Alors que d'autres publications utilisant la même photo affirment qu'il s'agit d'une petite fille palestinienne, plusieurs sources concordantes nous confirment qu'elle est en fait irakienne.
L'exode causé par la bataille de Mossoul
En effectuant une recherche d'images inversée sur Google, nous avons retrouvé une trace de la photo sur le site communautaire Reddit, où l'un des utilisateurs cite comme source l'agence de presse Reuters.
Sur le site de cette dernière, la photo de la fille en pleurs est publiée dans une sélection consacrée à "l'exode de Mossoul". "Une enfant irakienne déplacée, qui a fui sa maison, en pleurs durant une bataille opposant les forces irakiennes aux combattants du groupe Etat islamique, près de Badouch [nord de l'Irak]", renseigne Reuters en légende.
En poursuivant via une recherche d'images inversée sur le moteur de recherche russe, Yandex, nous avons retrouvé le nom du photographe, Ali al-Fahdawi.
Un sourire spontané ?
Contacté par l'AFP via son compte sur Instagram, Ali al-Fahdawi affirme que la photo a été prise le 16 mars 2017. "J'étais avec l'armée en plein combat sur la ligne de front et cette fille accompagnée de sa famille fuyait les bombardements, elle se dirigeait vers nous en pleurs. Quand elle m'a vu, je lui ai souri un peu. Sur son visage, elle affichait un sourire et beaucoup de tristesse. C’était le moment décisif pour prendre la photo", raconte-t-il à l’AFP.
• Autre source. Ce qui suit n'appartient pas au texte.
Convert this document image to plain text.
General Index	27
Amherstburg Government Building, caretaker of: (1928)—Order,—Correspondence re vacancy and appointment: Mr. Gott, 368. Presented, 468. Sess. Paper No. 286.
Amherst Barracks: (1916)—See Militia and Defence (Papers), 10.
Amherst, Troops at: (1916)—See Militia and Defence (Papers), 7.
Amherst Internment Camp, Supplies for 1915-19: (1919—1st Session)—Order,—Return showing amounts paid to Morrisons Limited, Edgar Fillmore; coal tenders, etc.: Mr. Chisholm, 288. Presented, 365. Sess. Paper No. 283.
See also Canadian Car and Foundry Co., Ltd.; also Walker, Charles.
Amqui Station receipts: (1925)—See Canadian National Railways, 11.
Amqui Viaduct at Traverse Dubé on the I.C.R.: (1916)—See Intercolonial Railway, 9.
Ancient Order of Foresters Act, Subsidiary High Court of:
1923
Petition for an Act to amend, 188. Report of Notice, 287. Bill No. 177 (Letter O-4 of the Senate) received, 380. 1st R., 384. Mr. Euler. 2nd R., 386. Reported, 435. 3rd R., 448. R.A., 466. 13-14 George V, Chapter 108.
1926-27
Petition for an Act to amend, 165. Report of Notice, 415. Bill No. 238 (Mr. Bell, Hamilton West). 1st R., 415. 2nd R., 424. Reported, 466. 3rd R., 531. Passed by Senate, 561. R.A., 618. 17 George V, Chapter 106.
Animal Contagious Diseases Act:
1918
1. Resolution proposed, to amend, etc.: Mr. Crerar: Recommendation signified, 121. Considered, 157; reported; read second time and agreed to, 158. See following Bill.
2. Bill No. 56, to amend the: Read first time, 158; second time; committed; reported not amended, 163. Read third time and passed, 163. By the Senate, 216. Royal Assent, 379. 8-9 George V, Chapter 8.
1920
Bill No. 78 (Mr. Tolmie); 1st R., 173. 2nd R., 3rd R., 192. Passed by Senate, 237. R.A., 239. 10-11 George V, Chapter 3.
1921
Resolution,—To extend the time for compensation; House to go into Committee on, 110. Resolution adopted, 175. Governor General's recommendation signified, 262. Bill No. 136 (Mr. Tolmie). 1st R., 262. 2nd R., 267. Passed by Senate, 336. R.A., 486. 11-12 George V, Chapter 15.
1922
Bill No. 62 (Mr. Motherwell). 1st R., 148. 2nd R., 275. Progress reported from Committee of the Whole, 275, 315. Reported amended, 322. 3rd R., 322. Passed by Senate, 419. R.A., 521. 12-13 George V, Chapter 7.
A ce moment-là, plus de 150.000 personnes fuyaient les combats à l'ouest de Mossoul (nord de l'Irak) et dans ses alentours, après le lancement de l'offensive des forces irakiennes pour reprendre la ville à l'EI. Plus de 98.000 personnes ont trouvé refuge dans les camps établis près de Mossoul.
La page Facebook "Women of Mosul" a également partagé la même photo en mai 2017 corroborant les dires du photographe et précisant le contexte du cliché.
"La fille de Mossoul ou la +Mona Lisa de Mossoul+ est un cliché du photographe de guerre irakien Ali al-Fahdawi. Cette petite fille et sa famille ont échappé aux forces du groupe Etat islamique en empruntant une route sinueuse et boueuse entre les collines sous un mauvais temps et de fortes pluies. Elle a marché pieds nus 40 kilomètres pendant deux jours. Lorsque le photographe a pointé l'appareil photo vers elle, son visage laissait transparaître un mélange d'émotions, de tristesse et de peur, et un sourire en voyant l'objectif pointé vers elle", explique la publication de la page.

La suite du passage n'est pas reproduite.